The United Kingdom remains a “very attractive market” for Languedoc producers
Although there have been both climatic and economic challenges, Languedoc producers are still optimistic about the 2022 vintage and the demand for their wines in the UK market.
“In 2021, we had a bit of frost, a first for us,” revealed Paul Cambon of Domaine de la Cedrillon in AOP Corbières. “With 2022, everything was fine until July when a child launched a firework in the forest and it started a fire, causing a smell of smoke.”
One of the benefits of a literally scorching summer was the relative health of the fruit. A Clos de L’Amandaie spokesperson told db: “This is a very good vintage – no disease, no mildew. The quantity is very good to correct… it will still be necessary to correct the pH a little in the cellar”. He also said smoke/fire has not been a problem for his vineyards.
Although the lack of rainfall is a concern and the region has strict rules on irrigation, some growers have fared better than others. Thibaut de Braquilanges from Château de Lastours in AOP Corbières: “We are very lucky in Lastours to have water [due to a reservoir] and to be able to water the vines within the limits of the law. Water is used to save the plant, not to produce more.
But de Braquilanges is not complacent: “It’s important to make decisions now… We have to find varieties that resist drought, we have to conserve rainwater… In the south of France, there is has lots of old people with a plot or two. and for them it will be very difficult. We are a large wine estate and we can invest in the future.
However, it is not just the drought to fight. Despite the hot summer and the suggestion that this vintage was disease-free, De Braquilanges said: “Disease is still a huge problem. For 10 years, after veraison, parasites, such as butterflies, and mildew continue to appear. In the case of butterflies, pheromones are used to sexually confuse female butterflies that would otherwise lay their eggs in grapes.
“We have to listen to nature. Organic is not easy, but our climate makes it easier for us than in Bordeaux or Burgundy,” he concluded.
Beyond nature, economic obstacles have also emerged.
“I think Brexit has impacted the British more than us,” said the spokesperson for Clos de L’Amandaie. De Braquilanges said: “The UK remains an attractive market for us. Historically you [the UK] are the first customer of French wine. Asked if the UK’s recent economic woes were cause for concern, he pointed to a previous example of flexibility: “Before, we changed the range so our distributor changed the prices.”

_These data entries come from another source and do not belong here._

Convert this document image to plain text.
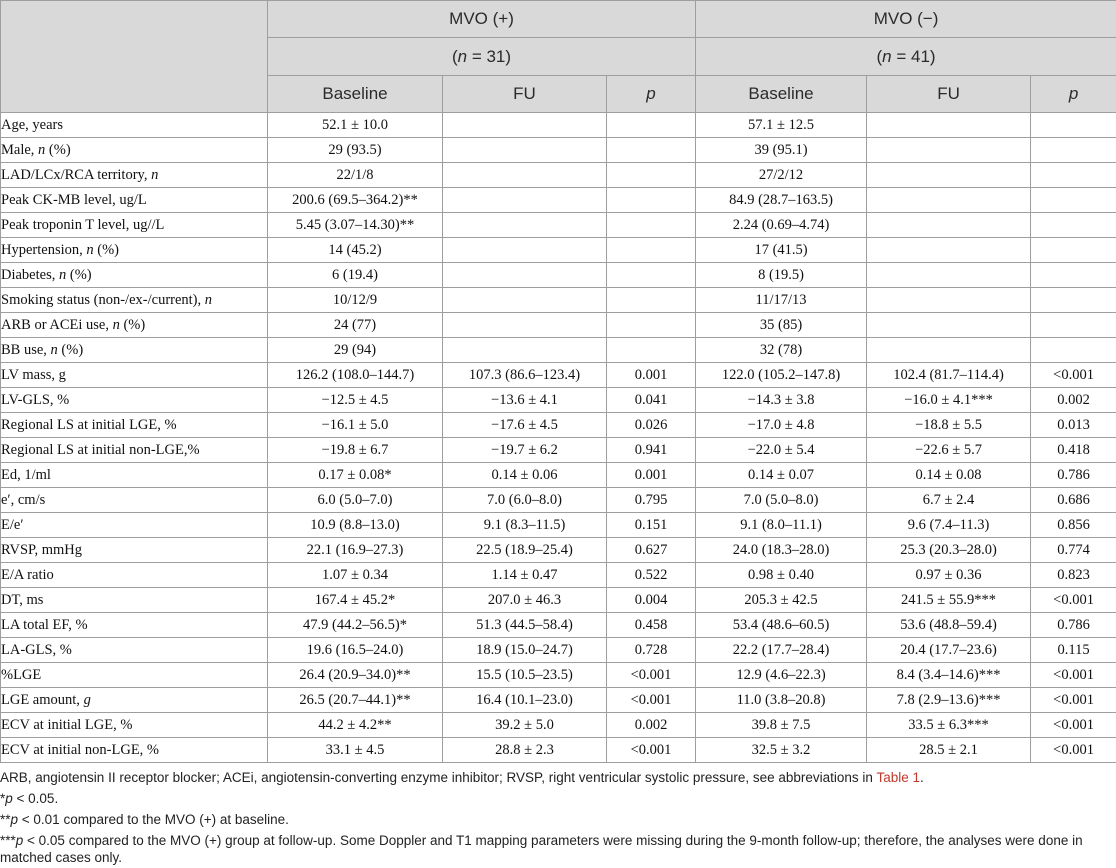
	MVO (+)			MVO (−)		
	(n = 31)			(n = 41)		
	Baseline	FU	p	Baseline	FU	p
Age, years	52.1 ± 10.0			57.1 ± 12.5		
Male, n (%)	29 (93.5)			39 (95.1)		
LAD/LCx/RCA territory, n	22/1/8			27/2/12		
Peak CK-MB level, ug/L	200.6 (69.5–364.2)**			84.9 (28.7–163.5)		
Peak troponin T level, ug//L	5.45 (3.07–14.30)**			2.24 (0.69–4.74)		
Hypertension, n (%)	14 (45.2)			17 (41.5)		
Diabetes, n (%)	6 (19.4)			8 (19.5)		
Smoking status (non-/ex-/current), n	10/12/9			11/17/13		
ARB or ACEi use, n (%)	24 (77)			35 (85)		
BB use, n (%)	29 (94)			32 (78)		
LV mass, g	126.2 (108.0–144.7)	107.3 (86.6–123.4)	0.001	122.0 (105.2–147.8)	102.4 (81.7–114.4)	<0.001
LV-GLS, %	−12.5 ± 4.5	−13.6 ± 4.1	0.041	−14.3 ± 3.8	−16.0 ± 4.1***	0.002
Regional LS at initial LGE, %	−16.1 ± 5.0	−17.6 ± 4.5	0.026	−17.0 ± 4.8	−18.8 ± 5.5	0.013
Regional LS at initial non-LGE,%	−19.8 ± 6.7	−19.7 ± 6.2	0.941	−22.0 ± 5.4	−22.6 ± 5.7	0.418
Ed, 1/ml	0.17 ± 0.08*	0.14 ± 0.06	0.001	0.14 ± 0.07	0.14 ± 0.08	0.786
e′, cm/s	6.0 (5.0–7.0)	7.0 (6.0–8.0)	0.795	7.0 (5.0–8.0)	6.7 ± 2.4	0.686
E/e′	10.9 (8.8–13.0)	9.1 (8.3–11.5)	0.151	9.1 (8.0–11.1)	9.6 (7.4–11.3)	0.856
RVSP, mmHg	22.1 (16.9–27.3)	22.5 (18.9–25.4)	0.627	24.0 (18.3–28.0)	25.3 (20.3–28.0)	0.774
E/A ratio	1.07 ± 0.34	1.14 ± 0.47	0.522	0.98 ± 0.40	0.97 ± 0.36	0.823
DT, ms	167.4 ± 45.2*	207.0 ± 46.3	0.004	205.3 ± 42.5	241.5 ± 55.9***	<0.001
LA total EF, %	47.9 (44.2–56.5)*	51.3 (44.5–58.4)	0.458	53.4 (48.6–60.5)	53.6 (48.8–59.4)	0.786
LA-GLS, %	19.6 (16.5–24.0)	18.9 (15.0–24.7)	0.728	22.2 (17.7–28.4)	20.4 (17.7–23.6)	0.115
%LGE	26.4 (20.9–34.0)**	15.5 (10.5–23.5)	<0.001	12.9 (4.6–22.3)	8.4 (3.4–14.6)***	<0.001
LGE amount, g	26.5 (20.7–44.1)**	16.4 (10.1–23.0)	<0.001	11.0 (3.8–20.8)	7.8 (2.9–13.6)***	<0.001
ECV at initial LGE, %	44.2 ± 4.2**	39.2 ± 5.0	0.002	39.8 ± 7.5	33.5 ± 6.3***	<0.001
ECV at initial non-LGE, %	33.1 ± 4.5	28.8 ± 2.3	<0.001	32.5 ± 3.2	28.5 ± 2.1	<0.001
ARB, angiotensin II receptor blocker; ACEi, angiotensin-converting enzyme inhibitor; RVSP, right ventricular systolic pressure, see abbreviations in Table 1.
*p < 0.05.
**p < 0.01 compared to the MVO (+) at baseline.
***p < 0.05 compared to the MVO (+) group at follow-up. Some Doppler and T1 mapping parameters were missing during the 9-month follow-up; therefore, the analyses were done in matched cases only.
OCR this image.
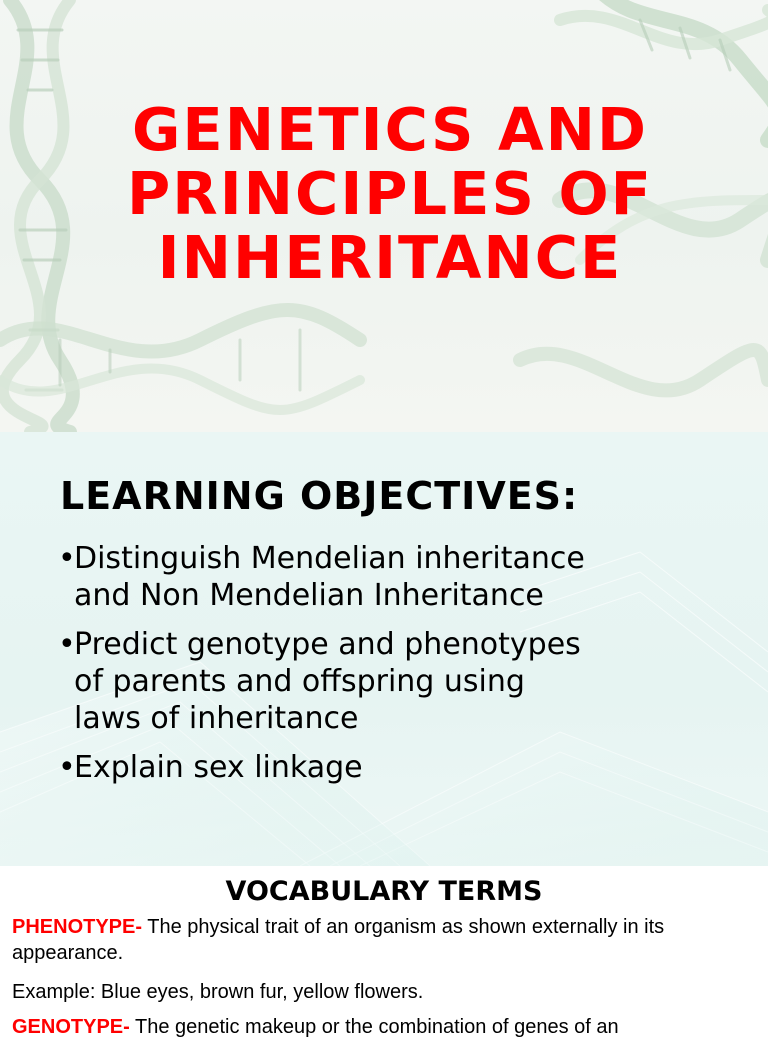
GENETICS AND
PRINCIPLES OF
INHERITANCE
LEARNING OBJECTIVES:
•
Distinguish Mendelian inheritance
and Non Mendelian Inheritance
•
Predict genotype and phenotypes
of parents and offspring using
laws of inheritance
•
Explain sex linkage
VOCABULARY TERMS
PHENOTYPE- The physical trait of an organism as shown externally in its appearance.
Example: Blue eyes, brown fur, yellow flowers.
GENOTYPE- The genetic makeup or the combination of genes of an
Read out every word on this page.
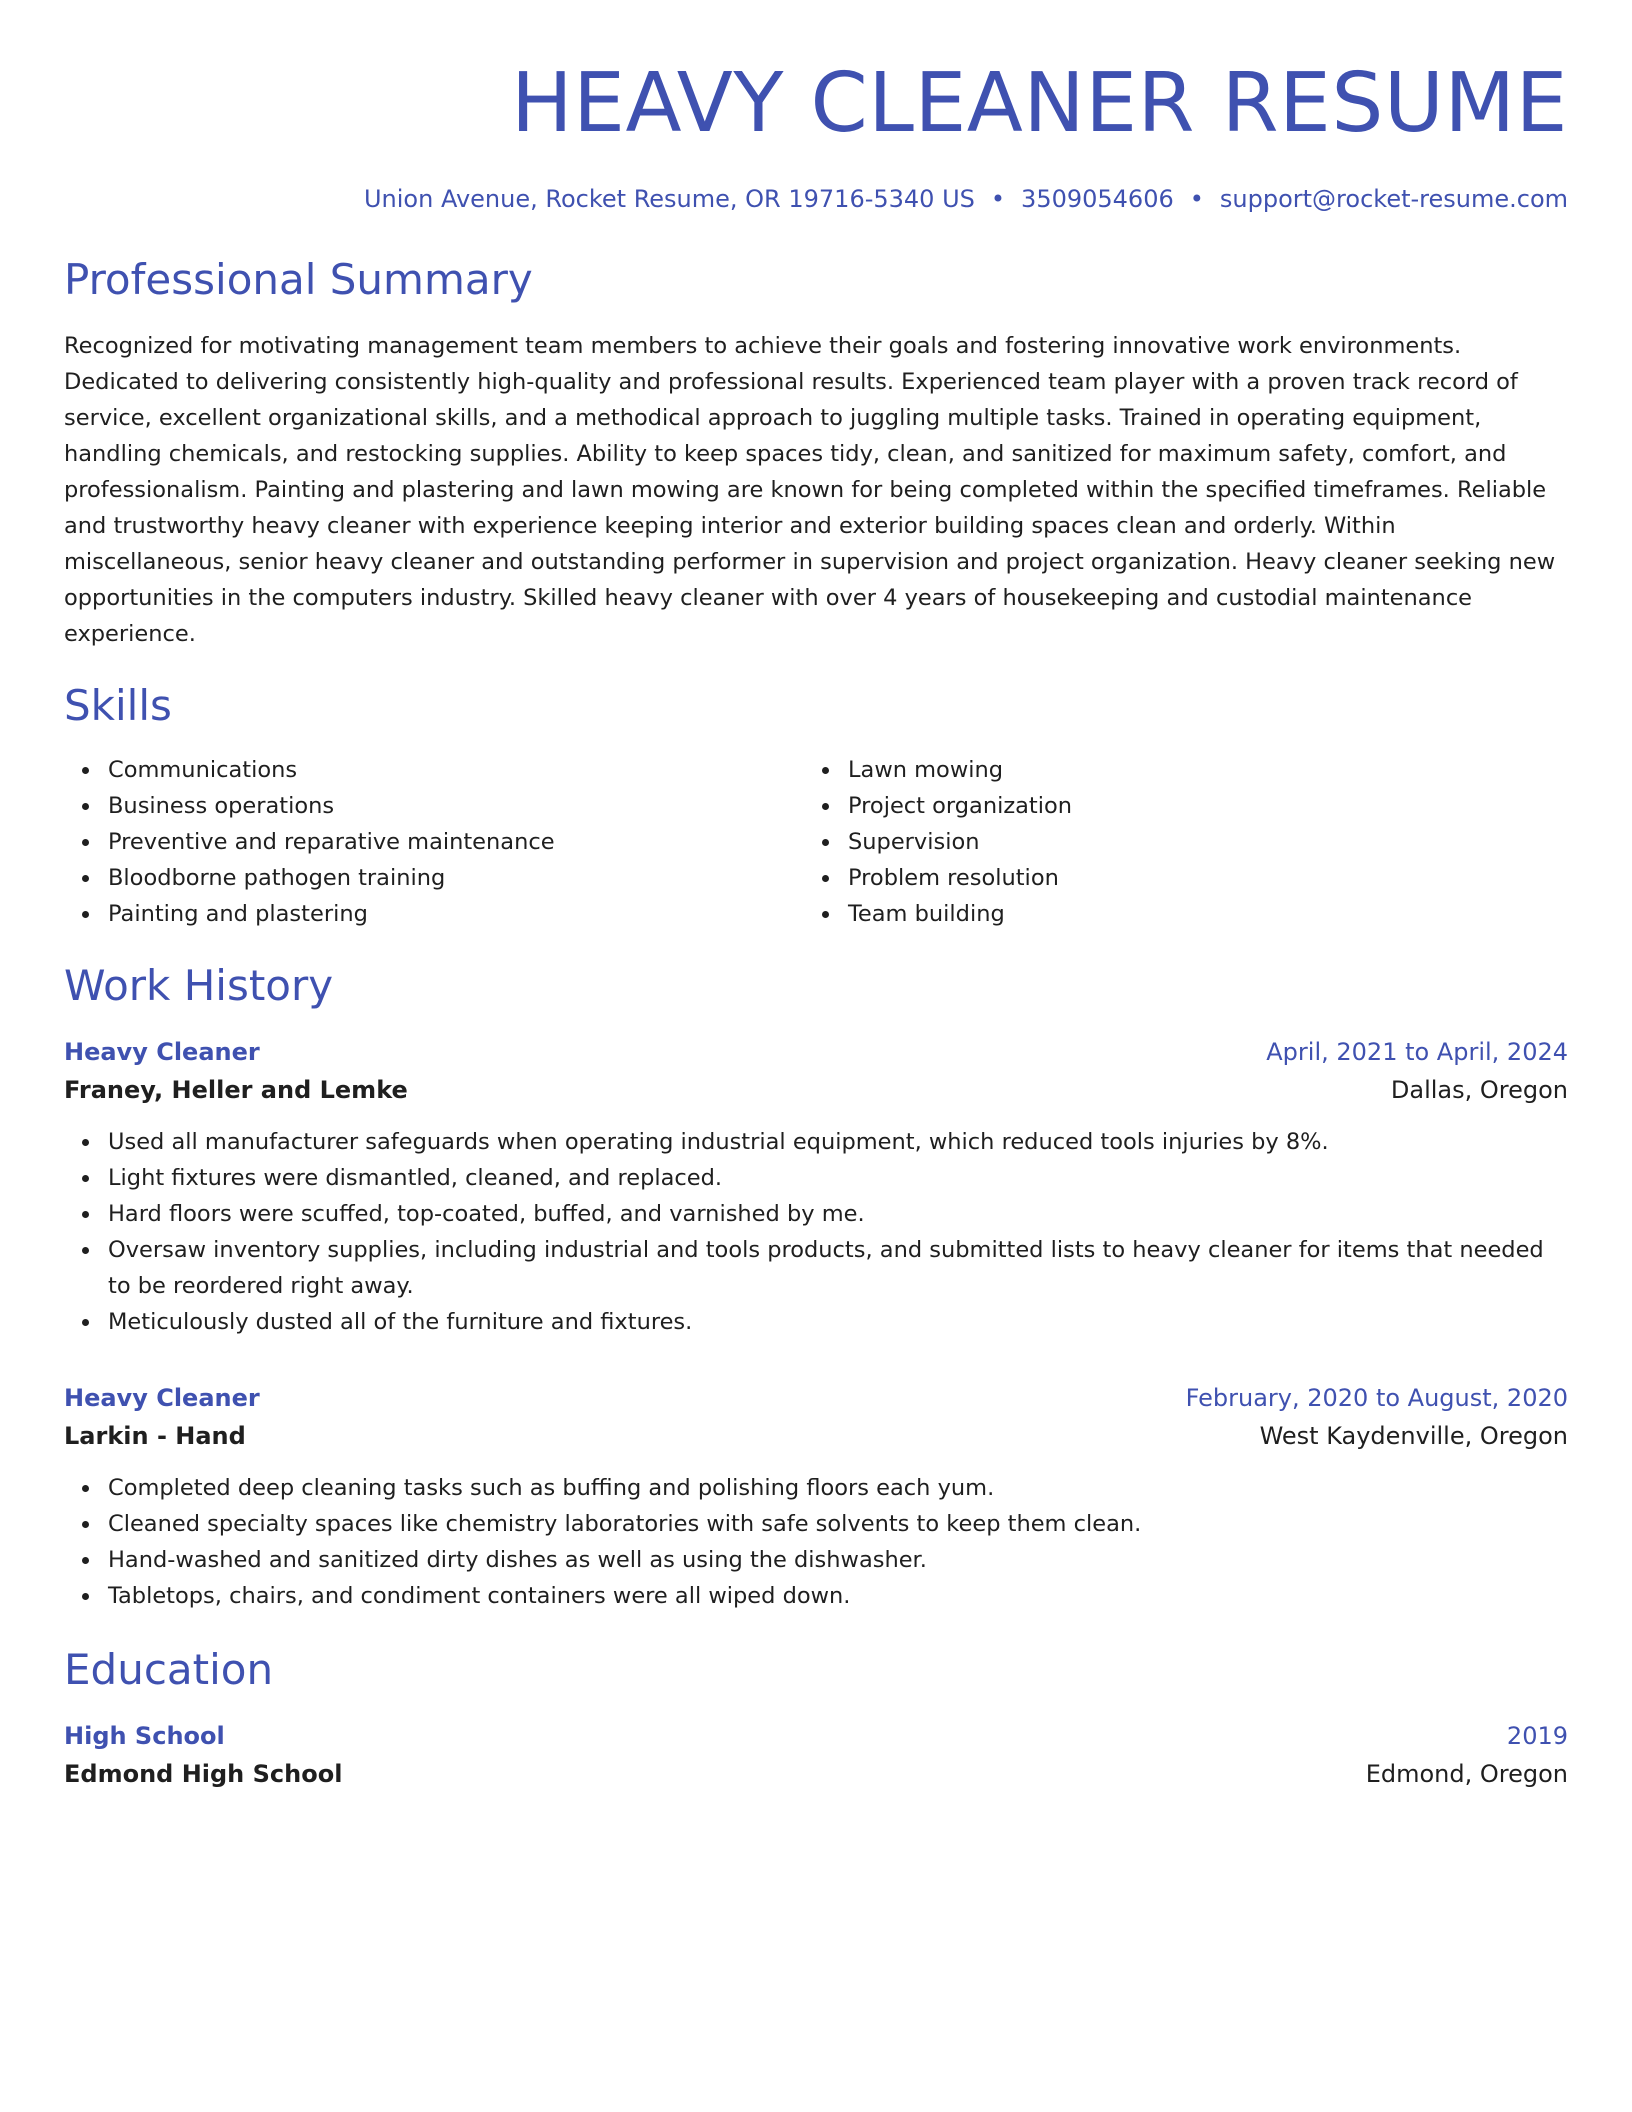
HEAVY CLEANER RESUME
Union Avenue, Rocket Resume, OR 19716-5340 US • 3509054606 • support@rocket-resume.com
Professional Summary

Recognized for motivating management team members to achieve their goals and fostering innovative work environments. Dedicated to delivering consistently high-quality and professional results. Experienced team player with a proven track record of service, excellent organizational skills, and a methodical approach to juggling multiple tasks. Trained in operating equipment, handling chemicals, and restocking supplies. Ability to keep spaces tidy, clean, and sanitized for maximum safety, comfort, and professionalism. Painting and plastering and lawn mowing are known for being completed within the specified timeframes. Reliable and trustworthy heavy cleaner with experience keeping interior and exterior building spaces clean and orderly. Within miscellaneous, senior heavy cleaner and outstanding performer in supervision and project organization. Heavy cleaner seeking new opportunities in the computers industry. Skilled heavy cleaner with over 4 years of housekeeping and custodial maintenance experience.

Skills
Communications
Business operations
Preventive and reparative maintenance
Bloodborne pathogen training
Painting and plastering
Lawn mowing
Project organization
Supervision
Problem resolution
Team building
Work History
Heavy Cleaner	April, 2021 to April, 2024
Franey, Heller and Lemke	Dallas, Oregon
Used all manufacturer safeguards when operating industrial equipment, which reduced tools injuries by 8%.
Light fixtures were dismantled, cleaned, and replaced.
Hard floors were scuffed, top-coated, buffed, and varnished by me.
Oversaw inventory supplies, including industrial and tools products, and submitted lists to heavy cleaner for items that needed to be reordered right away.
Meticulously dusted all of the furniture and fixtures.
Heavy Cleaner	February, 2020 to August, 2020
Larkin - Hand	West Kaydenville, Oregon
Completed deep cleaning tasks such as buffing and polishing floors each yum.
Cleaned specialty spaces like chemistry laboratories with safe solvents to keep them clean.
Hand-washed and sanitized dirty dishes as well as using the dishwasher.
Tabletops, chairs, and condiment containers were all wiped down.
Education
High School	2019
Edmond High School	Edmond, Oregon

On the British side, the interest is also still very present. Photographer Georgia Glynn-Smith, whose images of local winemakers were on display at the tasting, said: “One of the words that kept coming up was ‘value’… Languedoc excels at making exceptional wines at a price we can all still afford”.
As the viability of international varieties is tested, it emerged last month that the European Union had blocked Languedoc producers from using Vermentino on labels for this vintage, sparking furor.